Last Updated on August 2, 2021 by Admin 3
Which of the following is true of BPDU traffic on a Cisco zonebased firewall in transparent mode? (Select the best answer.)
- It is denied by default.
- It is permitted only in the inbound direction.
- It is permitted only in the outbound direction.
- It is permitted in both inbound and outbound directions.
- It can be controlled by ARP inspection but not by access rules.
Bridge protocol data unit (BPDU) traffic is permitted in both inbound and outbound directions when a Cisco zonebased firewall, such as a Cisco Adaptive Security Appliance (ASA), is operating in transparent mode. In addition, Address Resolution Protocol (ARP) is permitted in both inbound and outbound directions when operating in transparent mode.

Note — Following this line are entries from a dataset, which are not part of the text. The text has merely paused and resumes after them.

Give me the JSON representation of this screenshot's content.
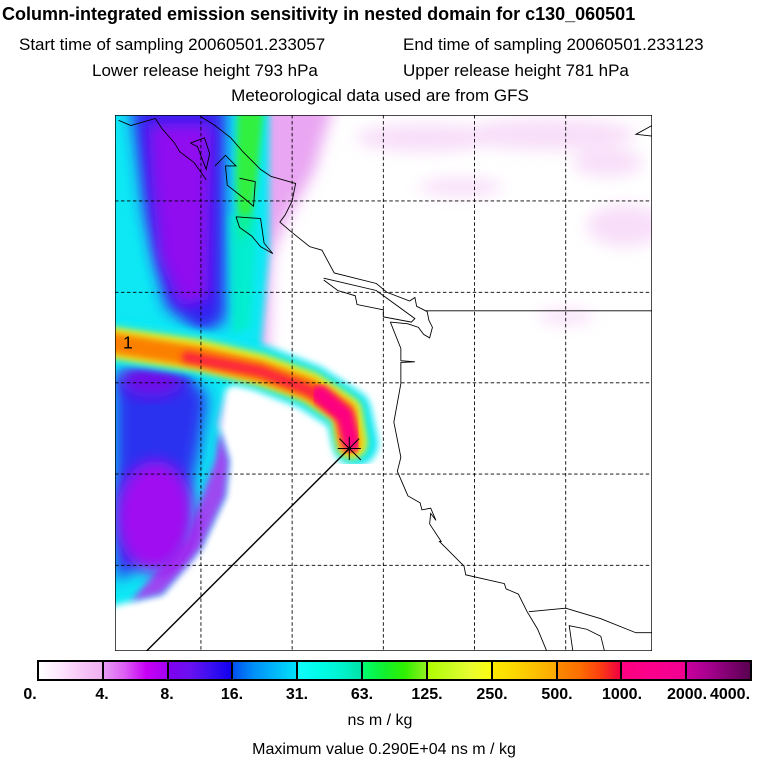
{
  "header": {
    "title": "Column-integrated emission sensitivity in nested domain for c130_060501",
    "start_time": "Start time of sampling 20060501.233057",
    "end_time": "End time of sampling 20060501.233123",
    "lower_height": "Lower release height  793 hPa",
    "upper_height": "Upper release height  781 hPa",
    "met_data": "Meteorological data used are from GFS"
  },
  "map": {
    "age_label": "1",
    "release_marker": "star-icon"
  },
  "colorbar": {
    "labels": [
      "0.",
      "4.",
      "8.",
      "16.",
      "31.",
      "63.",
      "125.",
      "250.",
      "500.",
      "1000.",
      "2000.",
      "4000."
    ],
    "segments": [
      [
        "#ffffff",
        "#fde6fd",
        "#f7c6f7",
        "#efb0f0"
      ],
      [
        "#e79cf4",
        "#dc5cf4",
        "#c800f4",
        "#a400f2"
      ],
      [
        "#8000f0",
        "#6b10f0",
        "#3c10f0",
        "#1000f0"
      ],
      [
        "#0050f0",
        "#0090f8",
        "#00b8fa",
        "#00e0fa"
      ],
      [
        "#10fcfc",
        "#00fce8",
        "#00f4d0",
        "#00e4a8"
      ],
      [
        "#00fc70",
        "#10f030",
        "#30f000",
        "#90f020"
      ],
      [
        "#b0fc00",
        "#c8fc20",
        "#e8fc30",
        "#fcfc10"
      ],
      [
        "#fce800",
        "#fcd800",
        "#fcc000",
        "#fca800"
      ],
      [
        "#fc8800",
        "#fc7000",
        "#fc4010",
        "#f00040"
      ],
      [
        "#fc0080",
        "#fc0088",
        "#f80090",
        "#f00090"
      ],
      [
        "#c8009c",
        "#a80090",
        "#800070",
        "#580050"
      ]
    ],
    "units": "ns m / kg",
    "max_value": "Maximum value  0.290E+04 ns m / kg"
  }
}
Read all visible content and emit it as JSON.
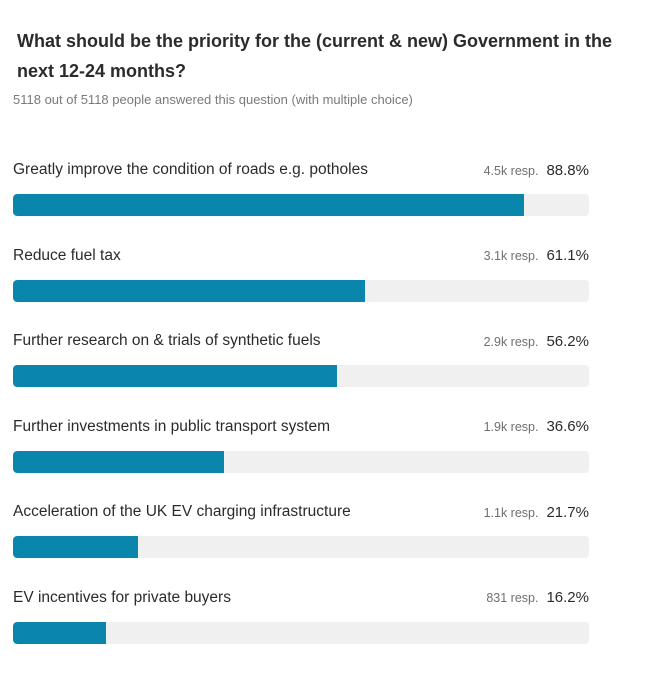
{
  "question": "What should be the priority for the (current & new) Government in the next 12-24 months?",
  "summary": "5118 out of 5118 people answered this question (with multiple choice)",
  "colors": {
    "bar_fill": "#0a86ad",
    "bar_track": "#f0f0f0"
  },
  "chart_data": {
    "type": "bar",
    "orientation": "horizontal",
    "categories": [
      "Greatly improve the condition of roads e.g. potholes",
      "Reduce fuel tax",
      "Further research on & trials of synthetic fuels",
      "Further investments in public transport system",
      "Acceleration of the UK EV charging infrastructure",
      "EV incentives for private buyers"
    ],
    "values": [
      88.8,
      61.1,
      56.2,
      36.6,
      21.7,
      16.2
    ],
    "value_labels": [
      "88.8%",
      "61.1%",
      "56.2%",
      "36.6%",
      "21.7%",
      "16.2%"
    ],
    "response_labels": [
      "4.5k resp.",
      "3.1k resp.",
      "2.9k resp.",
      "1.9k resp.",
      "1.1k resp.",
      "831 resp."
    ],
    "xlim": [
      0,
      100
    ],
    "grid": false,
    "legend": "none"
  }
}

The default bidirectional flow of ARP traffic in transparent mode is known as an implicit permit. All of the following traffic is implicitly permitted when a Cisco zonebased firewall is operating in transparent mode:
– IP version 4 (IPv4) traffic from a higher security interface to a lower security interface
– IPv6 traffic from a higher security interface to a lower security interface
– ARP traffic in both directions
– BPDU traffic in both directions
Thus a Cisco zonebased firewall operating in transparent mode implicitly permits certain types of traffic at both Layer 2 and Layer 3 of the Open Systems Interconnection (OSI) network model. However, when a Cisco zonebased firewall is operating in routed mode, only Layer 3 IPv4 and IPv6 traffic from a higher security interface to a lower security interface are implicitly permitted.
In either mode, an extended access rule is required to permit additional types of IPv4 traffic. To permit additional types of IPv6 traffic, an IPv6 access rule is required. ARP traffic, not BPDU traffic, can be controlled by ARP inspection but not by access rules. To permit other types of Layer 2 traffic, an EtherType rule is required.